A further aspect is that said inclined portion of the sheet ends in a bent welded foot, said more distant end forming.

Preferably, said interception cursor is made of BMC material (Bulk Molding Compound) that complies with UL 94 with a class of flammability HB and preferably with degassing properties by means of CO2 release in the presence of an electric arc.

Brief description of the drawings

The additional features and advantages of the invention are in any case made more apparent from the following detailed description of the preferred embodiments, given purely as a non-limiting example and illustrated in the following drawings, in which:

Figure 1 is a schematic side elevation view, with certain parts removed, of the structure of the arrester according to the invention in an intact condition and with the disconnector at rest;

Figure 2 is a view similar to that of Figure 1, but in a condition of degradation and with the disconnect in an initial phase of open circuit; Y

Figure 3 is a view similar to that of Figure 1, in a degradation condition and with the disconnect that reached the final condition and that has completed the opening of the circuit.

5

10

fifteen

twenty

25

30

35

40

Four. Five

fifty

Detailed description of a preferred embodiment

As the different side views show, a arrester is housed in a cabinet body, module C, of dimensions such that it can be housed in a single standardized module and wired inside an electrical cabinet for BT (low voltage) power plants. In this module C two opposite electrical terminals are housed, in a manner known per se - a first electrical terminal 1 for the connection of the phase wire and a second electrical terminal 2 for the connection of the protective wire or the neutral wire - between the which a protection element (typically a varistor), schematized here by means of a wafer 3, is mounted on the opposite surfaces of the respective conductive electrodes (only one electrode 4 is shown in the drawings, the other located on the opposite side not visible from the drawing).

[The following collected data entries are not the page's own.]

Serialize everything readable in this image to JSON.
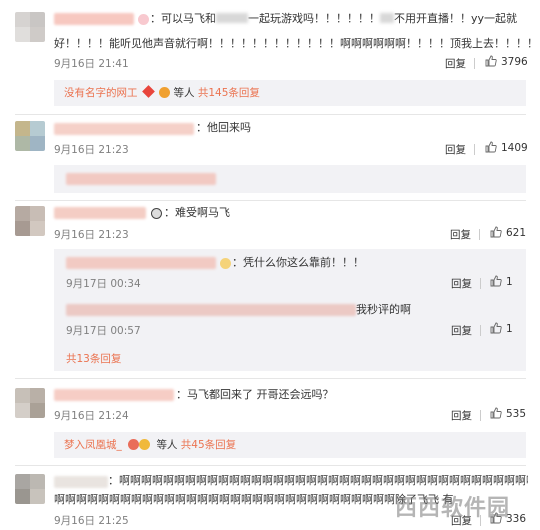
{
  "colors": {
    "link": "#eb7350",
    "time": "#808080",
    "subbg": "#f2f2f5"
  },
  "comments": [
    {
      "text_line1": "：可以马飞和",
      "text_line1b": "一起玩游戏吗！！！！！！",
      "text_line1c": "不用开直播！！yy一起就",
      "text_line2": "好！！！！能听见他声音就行啊！！！！！！！！！！！！啊啊啊啊啊啊！！！！顶我上去！！！！",
      "time": "9月16日 21:41",
      "reply": "回复",
      "likes": "3796",
      "sub_summary": {
        "user": "没有名字的网工",
        "suffix": "等人",
        "count": "共145条回复"
      }
    },
    {
      "text": "：他回来吗",
      "time": "9月16日 21:23",
      "reply": "回复",
      "likes": "1409"
    },
    {
      "text": "：难受啊马飞",
      "time": "9月16日 21:23",
      "reply": "回复",
      "likes": "621",
      "subs": [
        {
          "text": "：凭什么你这么靠前！！！",
          "time": "9月17日 00:34",
          "reply": "回复",
          "likes": "1"
        },
        {
          "text": "我秒评的啊",
          "time": "9月17日 00:57",
          "reply": "回复",
          "likes": "1"
        }
      ],
      "sub_more": "共13条回复"
    },
    {
      "text": "：马飞都回来了 开哥还会远吗？",
      "time": "9月16日 21:24",
      "reply": "回复",
      "likes": "535",
      "sub_summary": {
        "user": "梦入凤凰城_",
        "suffix": "等人",
        "count": "共45条回复"
      }
    },
    {
      "text_line1": "：啊啊啊啊啊啊啊啊啊啊啊啊啊啊啊啊啊啊啊啊啊啊啊啊啊啊啊啊啊啊啊啊啊啊啊啊啊啊啊啊啊",
      "text_line2": "啊啊啊啊啊啊啊啊啊啊啊啊啊啊啊啊啊啊啊啊啊啊啊啊啊啊啊啊啊啊啊除了飞飞 有",
      "time": "9月16日 21:25",
      "reply": "回复",
      "likes": "336"
    }
  ],
  "watermark": "西西软件园"
}
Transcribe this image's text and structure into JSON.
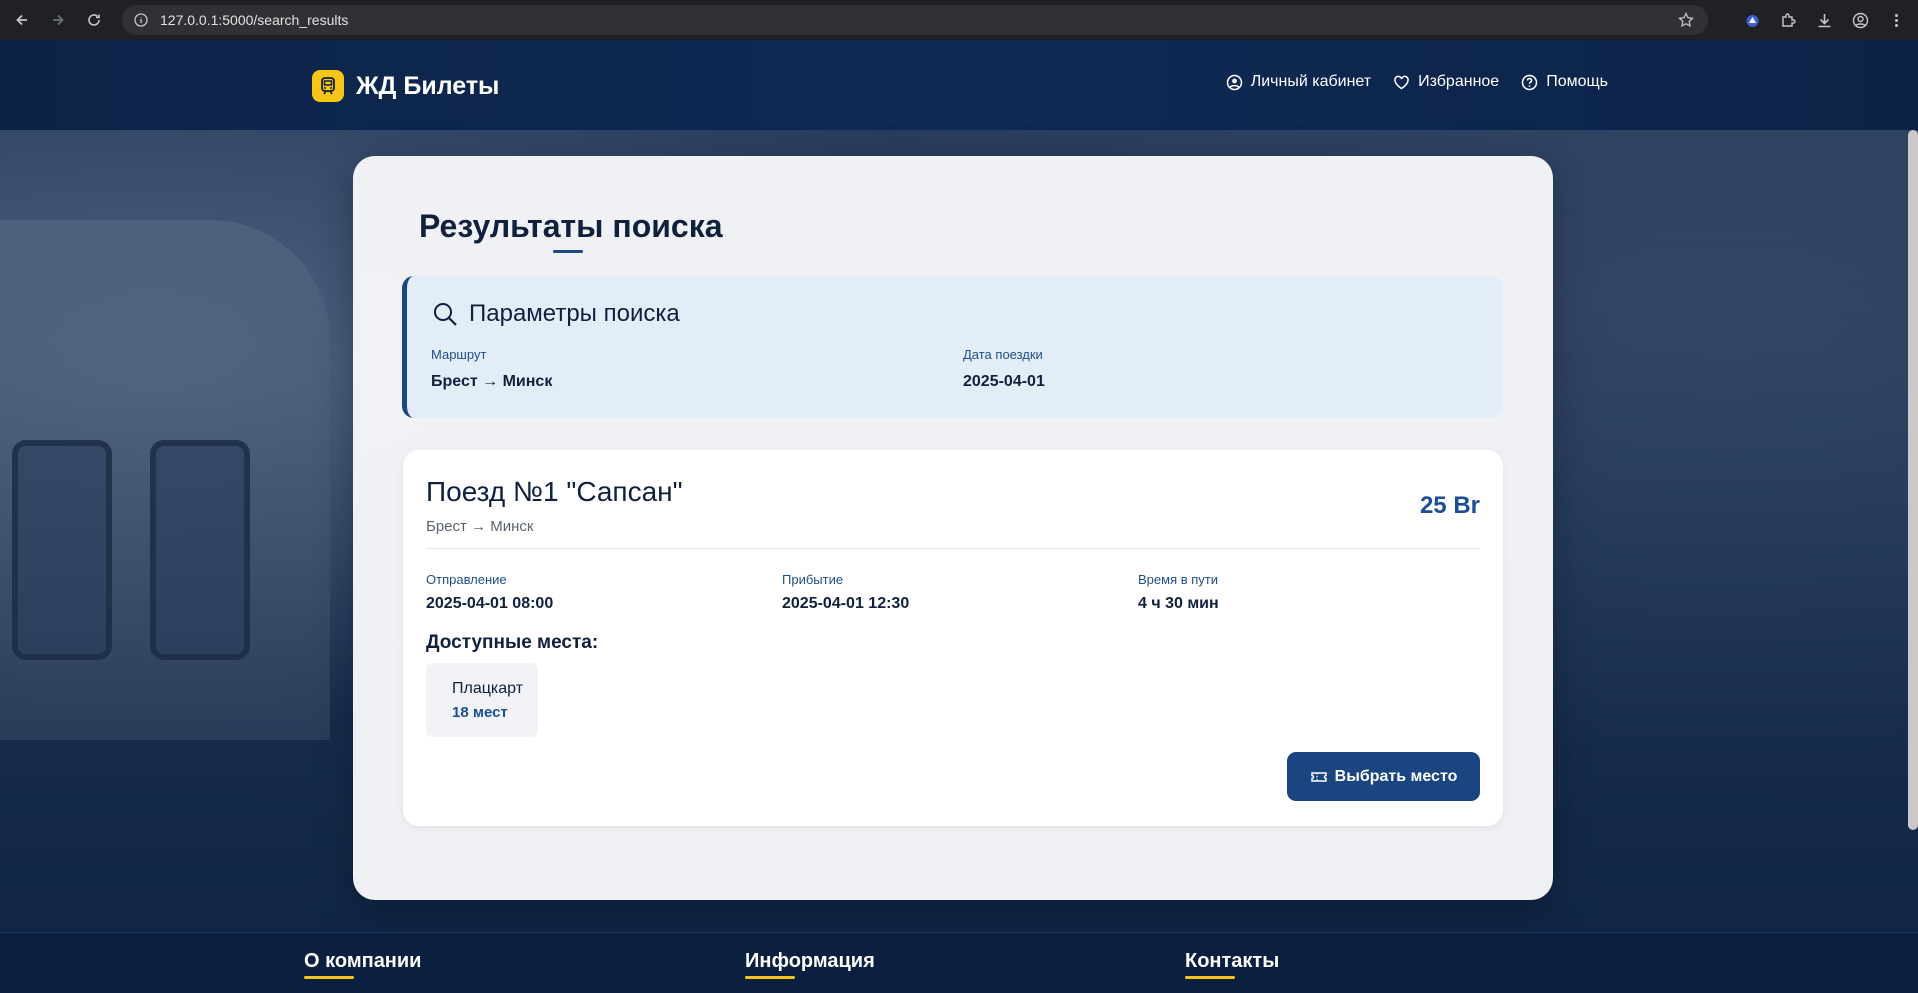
{
  "browser": {
    "url": "127.0.0.1:5000/search_results"
  },
  "header": {
    "logo_text": "ЖД Билеты",
    "nav": [
      {
        "label": "Личный кабинет",
        "icon": "user-circle-icon"
      },
      {
        "label": "Избранное",
        "icon": "heart-icon"
      },
      {
        "label": "Помощь",
        "icon": "help-circle-icon"
      }
    ]
  },
  "main": {
    "title": "Результаты поиска",
    "params": {
      "title": "Параметры поиска",
      "route_label": "Маршрут",
      "route_value": "Брест → Минск",
      "date_label": "Дата поездки",
      "date_value": "2025-04-01"
    },
    "train": {
      "name": "Поезд №1 \"Сапсан\"",
      "route": "Брест → Минск",
      "price": "25 Br",
      "departure_label": "Отправление",
      "departure_value": "2025-04-01 08:00",
      "arrival_label": "Прибытие",
      "arrival_value": "2025-04-01 12:30",
      "duration_label": "Время в пути",
      "duration_value": "4 ч 30 мин",
      "seats_title": "Доступные места:",
      "seats": [
        {
          "type": "Плацкарт",
          "count": "18 мест"
        }
      ],
      "select_button": "Выбрать место"
    }
  },
  "footer": {
    "columns": [
      "О компании",
      "Информация",
      "Контакты"
    ]
  },
  "colors": {
    "primary": "#1a4580",
    "accent": "#f5c518",
    "header_bg": "#0c2347"
  }
}
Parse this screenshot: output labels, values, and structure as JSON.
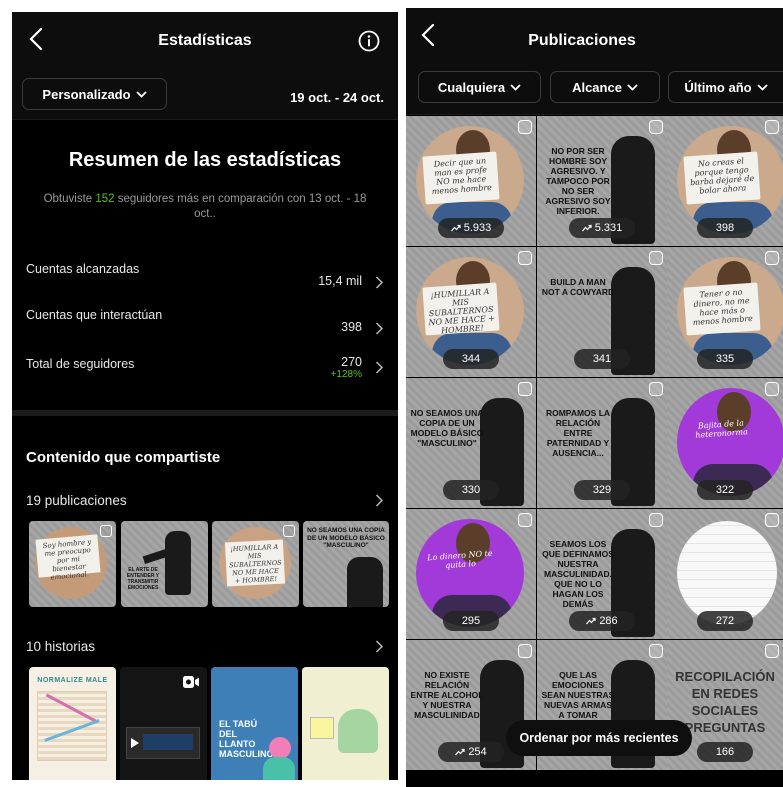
{
  "left": {
    "title": "Estadísticas",
    "period_filter": "Personalizado",
    "date_range": "19 oct. - 24 oct.",
    "summary_title": "Resumen de las estadísticas",
    "summary_prefix": "Obtuviste",
    "summary_count": "152",
    "summary_suffix": "seguidores más en comparación con 13 oct. - 18 oct..",
    "metrics": [
      {
        "label": "Cuentas alcanzadas",
        "value": "15,4 mil",
        "delta": ""
      },
      {
        "label": "Cuentas que interactúan",
        "value": "398",
        "delta": ""
      },
      {
        "label": "Total de seguidores",
        "value": "270",
        "delta": "+128%"
      }
    ],
    "content_title": "Contenido que compartiste",
    "posts_label": "19 publicaciones",
    "posts_thumbs": [
      {
        "text": "Soy hombre y me preocupo por mi bienestar emocional."
      },
      {
        "text": "EL ARTE DE ENTENDER Y TRANSMITIR EMOCIONES"
      },
      {
        "text": "¡HUMILLAR A MIS SUBALTERNOS NO ME HACE + HOMBRE!"
      },
      {
        "text": "NO SEAMOS UNA COPIA DE UN MODELO BÁSICO \"MASCULINO\""
      }
    ],
    "stories_label": "10 historias",
    "stories_thumbs": [
      {
        "text": "NORMALIZE MALE"
      },
      {
        "text": ""
      },
      {
        "text": "EL TABÚ DEL LLANTO MASCULINO"
      },
      {
        "text": ""
      }
    ],
    "accent_green": "#58c322"
  },
  "right": {
    "title": "Publicaciones",
    "filters": [
      "Cualquiera",
      "Alcance",
      "Último año"
    ],
    "tiles": [
      {
        "kind": "photo",
        "text": "Decir que un man es profe NO me hace menos hombre",
        "count": "5.933",
        "trend": true
      },
      {
        "kind": "poster",
        "text": "NO POR SER HOMBRE SOY AGRESIVO. Y TAMPOCO POR NO SER AGRESIVO SOY INFERIOR.",
        "count": "5.331",
        "trend": true
      },
      {
        "kind": "photo",
        "text": "No creas el porque tengo barba dejaré de bolar ahora",
        "count": "398",
        "trend": false
      },
      {
        "kind": "photo",
        "text": "¡HUMILLAR A MIS SUBALTERNOS NO ME HACE + HOMBRE!",
        "count": "344",
        "trend": false
      },
      {
        "kind": "poster",
        "text": "BUILD A MAN NOT A COWYARD",
        "count": "341",
        "trend": false
      },
      {
        "kind": "photo",
        "text": "Tener o no dinero, no me hace más o menos hombre",
        "count": "335",
        "trend": false
      },
      {
        "kind": "poster",
        "text": "NO SEAMOS UNA COPIA DE UN MODELO BÁSICO \"MASCULINO\"",
        "count": "330",
        "trend": false
      },
      {
        "kind": "poster",
        "text": "ROMPAMOS LA RELACIÓN ENTRE PATERNIDAD Y AUSENCIA...",
        "count": "329",
        "trend": false
      },
      {
        "kind": "photo-purple",
        "text": "Bajita de la heteronorma",
        "count": "322",
        "trend": false
      },
      {
        "kind": "photo-purple",
        "text": "Lo dinero NO te quita lo",
        "count": "295",
        "trend": false
      },
      {
        "kind": "poster",
        "text": "SEAMOS LOS QUE DEFINAMOS NUESTRA MASCULINIDAD. QUE NO LO HAGAN LOS DEMÁS",
        "count": "286",
        "trend": true
      },
      {
        "kind": "notebook",
        "text": "",
        "count": "272",
        "trend": false
      },
      {
        "kind": "poster",
        "text": "NO EXISTE RELACIÓN ENTRE ALCOHOL Y NUESTRA MASCULINIDAD",
        "count": "254",
        "trend": true
      },
      {
        "kind": "poster",
        "text": "QUE LAS EMOCIONES SEAN NUESTRAS NUEVAS ARMAS A TOMAR",
        "count": "",
        "trend": false
      },
      {
        "kind": "poster-text",
        "text": "RECOPILACIÓN EN REDES SOCIALES PREGUNTAS",
        "count": "166",
        "trend": false
      }
    ],
    "sort_button": "Ordenar por más recientes",
    "colors": {
      "bg": "#000000",
      "tile_gray": "#a4a4a4",
      "purple": "#a13ad8"
    }
  }
}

The electrode 4 is directly connected to the phase 1 electrical terminal, while the opposite electrode is connected to ground or to the neutral electrical terminal 2. The connection between the electrode 4 and the phase 1 electrical terminal is made by means of a wire that It forms an element of the disconnector. In particular, said disconnector wire is in the form of a flexible sheet 5, which is elastically preloaded and connected to the electrode 4 by means of an appropriate welding of low melting temperature in the place marked 5d.

The material used in low melting temperature welding typically belongs to the group of alloys based on tin, lead, bismuth or, Indian in binary or ternary, eutectic and non-eutectic formulations, with melting temperature levels between 120 ° C and 180 ° C

In the exemplary embodiment illustrated in the drawings, the disconnector sheet 5 is generically folded in the form of a U-shaped So (for maximum flexibility), and has:

- a first portion 5a physically and electrically attached to the body of the electrical terminal 1, which continues in

- a second portion 5b that moves adjacent to a rigid wall 11 inside the body of the cabinet C, and in

- a third flexible portion 5c, projecting in a cantilever plan from the rigid support wall 11, forming a resilient flexural joint 5c 'with the second portion 5b, and in

- a portion of the fourth terminal in the form of a foot 5d, additionally bent (according to an angle of approximately 60 °) with respect to the third portion 5c, welded (at the normal operating point) with low melting temperature welding material at electrode 4 of varistor 3.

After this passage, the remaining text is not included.